Nearly a year after its launch, Windows 7 has accomplished what Microsoft and its PC manufacturing partners had hoped it would: Make users forget about its much-maligned predecessor Vista. In fact, customer satisfaction among personal computer users is at or near all-time highs, according to a new report by the American Customer Satisfaction Index (ACSI).
The ACSI is an economic indicator based on customer evaluations of the quality of goods and services bought in the U.S. Founded at the University of Michigan's Ross School of Business, the Index is updated quarterly and factors in scores from more than 225 companies in 45 industries, and from government agencies.
Thank You, Win 7
On the ACSI's 0-to-100 scale, customer satisfaction with PCs jumped 4 percent to 78, matching an all-time industry high. No Windows-based machines declined in popularity, a factor the ACSI attributes to the industry's migration from Windows Vista to Windows 7 late last year.
"Windows-based PC brands appear to have recovered from the problems associated with the Windows Vista software," said ACSI founder Claes Fornell in a statement. "Barely a year into the release of Windows 7, satisfaction with these brands has returned to, and in some cases even surpassed, the levels prior to the launch of Vista."
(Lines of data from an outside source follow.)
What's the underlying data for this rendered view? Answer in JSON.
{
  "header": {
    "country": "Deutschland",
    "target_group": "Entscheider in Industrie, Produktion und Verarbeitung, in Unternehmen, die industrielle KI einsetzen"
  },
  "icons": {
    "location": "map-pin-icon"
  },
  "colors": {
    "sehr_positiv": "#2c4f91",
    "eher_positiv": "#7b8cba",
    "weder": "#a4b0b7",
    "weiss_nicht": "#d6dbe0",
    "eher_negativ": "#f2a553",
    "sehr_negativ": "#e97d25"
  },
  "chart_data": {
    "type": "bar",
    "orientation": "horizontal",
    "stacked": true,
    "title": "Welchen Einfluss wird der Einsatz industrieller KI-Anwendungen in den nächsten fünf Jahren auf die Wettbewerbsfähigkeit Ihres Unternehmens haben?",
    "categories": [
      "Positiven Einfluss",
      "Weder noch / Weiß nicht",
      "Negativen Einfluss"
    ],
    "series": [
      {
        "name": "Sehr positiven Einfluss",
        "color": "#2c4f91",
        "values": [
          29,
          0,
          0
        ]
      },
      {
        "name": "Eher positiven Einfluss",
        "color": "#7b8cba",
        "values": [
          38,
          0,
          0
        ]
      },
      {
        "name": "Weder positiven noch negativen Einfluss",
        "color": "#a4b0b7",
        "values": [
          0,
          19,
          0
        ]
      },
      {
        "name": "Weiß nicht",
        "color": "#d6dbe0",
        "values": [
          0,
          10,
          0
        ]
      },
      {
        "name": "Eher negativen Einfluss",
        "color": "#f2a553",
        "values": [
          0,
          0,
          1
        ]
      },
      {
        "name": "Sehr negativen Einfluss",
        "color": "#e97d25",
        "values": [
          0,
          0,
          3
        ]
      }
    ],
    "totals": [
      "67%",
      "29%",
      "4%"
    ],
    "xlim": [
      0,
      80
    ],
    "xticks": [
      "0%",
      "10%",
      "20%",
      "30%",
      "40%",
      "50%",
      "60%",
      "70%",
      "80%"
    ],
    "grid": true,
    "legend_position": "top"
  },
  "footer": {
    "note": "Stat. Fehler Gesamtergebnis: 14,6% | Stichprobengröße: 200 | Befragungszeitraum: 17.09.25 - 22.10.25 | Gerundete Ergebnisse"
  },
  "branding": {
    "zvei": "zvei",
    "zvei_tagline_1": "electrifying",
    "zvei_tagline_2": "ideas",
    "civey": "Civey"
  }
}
Among the leading Windows PC makers, Dell's score rose 3 percent, while Acer (including Gateway and eMachines) and Hewlett-Packard's HP brand improved 4 percent. All three companies had a three-way tie at 77, which was 9 points behind customer-favorite Apple.
Apple, not surprisingly, leads the computer pack in customer contentment. (PCWorld's annual Reliability and Service survey routinely gets a very positive response from Apple users too.) Cupertino's rating rose 2 percent this year to 86--its highest tally ever. This marks the seventh straight year that Apple has topped all PC makers.
Customer Support: Bad Juju
While PC manufacturers are on the right track, their service lags far behind that of other durable goods industries, the ACSI reports. And when consumers must contact customer support after buying a PC, they're 8-percent less satisfied than those who didn't have to.